Calculation of the noise tolerance for our measurement of $⟨{\mathcal{W}}_{se}^8(\alpha =2)⟩$ (top four plots) and $⟨{\mathcal{W}}_{de}^8(\gamma =2)⟩$ (bottom four plots) with respect to ${\rho }_8$, ${\rho }_{62}$, ${\rho }_{44}$, and ${\rho }_{422}$ (from left to right). The straight line represents combinations of noise parameters where the values of the witnesses for $m$-separability and $k$-producibility (for appropriate values of $m$ and $k$, respectively) are saturated [see Eq. (b5)]. Here, ${\gamma }_w^{(8)}({\gamma }_d^{(8)})$, ${\gamma }_w^{(6)}({\gamma }_d^{(6)})$, ${\gamma }_w^{(4)}({\gamma }_d^{(4)})$ denote the probability of white noise (decoherence noise) in preparing $|GH{Z}_8⟩$, $|GH{Z}_6⟩$, and $|GH{Z}_4⟩$. The ${\gamma }_w^{(2)}$ are negligible compare to ${\gamma }_w^{(4)}$ and ${\gamma }_w^{(6)}$, so we do not consider them in the calculation on ${\rho }_{422}$, ${\rho }_{44}$, and ${\rho }_{62}$. For example, in the rightmost plots (for ${\rho }_{422}$), the straight line corresponds to the combination of ${\gamma }_d^{(4)}$ and ${\gamma }_w^{(4)}$ such that the 4-separable bound (upper plot) and the 3-producible (lower plot) bound are saturated.

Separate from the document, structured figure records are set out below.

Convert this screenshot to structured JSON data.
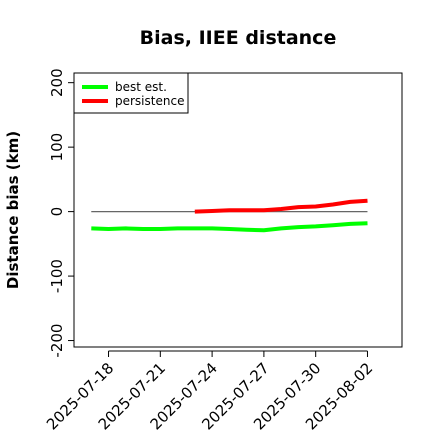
{
  "chart_data": {
    "type": "line",
    "title": "Bias, IIEE distance",
    "xlabel": "",
    "ylabel": "Distance bias (km)",
    "xlim": [
      "2025-07-16",
      "2025-08-04"
    ],
    "ylim": [
      -210,
      215
    ],
    "yticks": [
      -200,
      -100,
      0,
      100,
      200
    ],
    "xticks": [
      "2025-07-18",
      "2025-07-21",
      "2025-07-24",
      "2025-07-27",
      "2025-07-30",
      "2025-08-02"
    ],
    "grid": false,
    "legend_position": "top-left",
    "reference_line": {
      "y": 0,
      "from": "2025-07-17",
      "to": "2025-08-02",
      "color": "#666666"
    },
    "series": [
      {
        "name": "best est.",
        "color": "#00ff00",
        "x": [
          "2025-07-17",
          "2025-07-18",
          "2025-07-19",
          "2025-07-20",
          "2025-07-21",
          "2025-07-22",
          "2025-07-23",
          "2025-07-24",
          "2025-07-25",
          "2025-07-26",
          "2025-07-27",
          "2025-07-28",
          "2025-07-29",
          "2025-07-30",
          "2025-07-31",
          "2025-08-01",
          "2025-08-02"
        ],
        "values": [
          -26,
          -27,
          -26,
          -27,
          -27,
          -26,
          -26,
          -26,
          -27,
          -28,
          -29,
          -26,
          -24,
          -23,
          -21,
          -19,
          -18
        ]
      },
      {
        "name": "persistence",
        "color": "#ff0000",
        "x": [
          "2025-07-23",
          "2025-07-24",
          "2025-07-25",
          "2025-07-26",
          "2025-07-27",
          "2025-07-28",
          "2025-07-29",
          "2025-07-30",
          "2025-07-31",
          "2025-08-01",
          "2025-08-02"
        ],
        "values": [
          0,
          1,
          2,
          2,
          2,
          4,
          7,
          8,
          11,
          15,
          17
        ]
      }
    ]
  }
}
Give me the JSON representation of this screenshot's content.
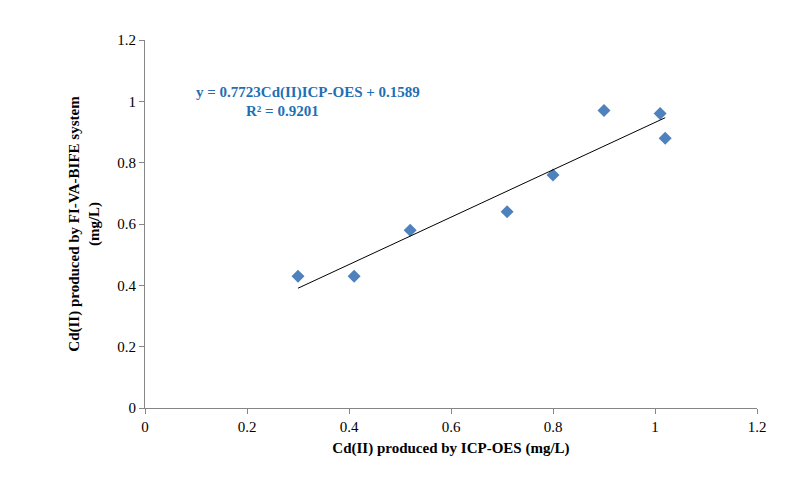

The black circle marks the noise parameters estimated from our measured value of $⟨{\mathcal{M}}_X⟩$ and $⟨{\mathcal{M}}_Z⟩$.

Figure 9

Calculation of the noise tolerance for our measurement of $⟨{\mathcal{W}}_{se}^8(\alpha =2)⟩$ and $⟨{\mathcal{W}}_{de}^8(\gamma =2)⟩$ on ${\rho }_{2222}$.

Figure 10

Procedure to deduce the underlying entanglement structure. Each orange box represents steps that only involve classical calculation (i.e., no consumption of any quantum resource is required). The blue box represents steps where both quantum resource and classical calculations are needed.

Figure 11

Estimated value of the three-body entanglement witness $⟨{\mathcal{W}}_{se}^3(\alpha )⟩$ for $\{1,2^{\prime },3^{\prime },4\}$ of ${\rho }_{422}$ based on the data acquired during the measurements of $⟨{\mathcal{W}}_{se}^8(\alpha )⟩$.

Figure 12

Results pertinent to the entanglement structure deduction for ${\rho }_{62}$.

Figure 13

Results pertinent to the entanglement structure deduction for ${\rho }_{44}$.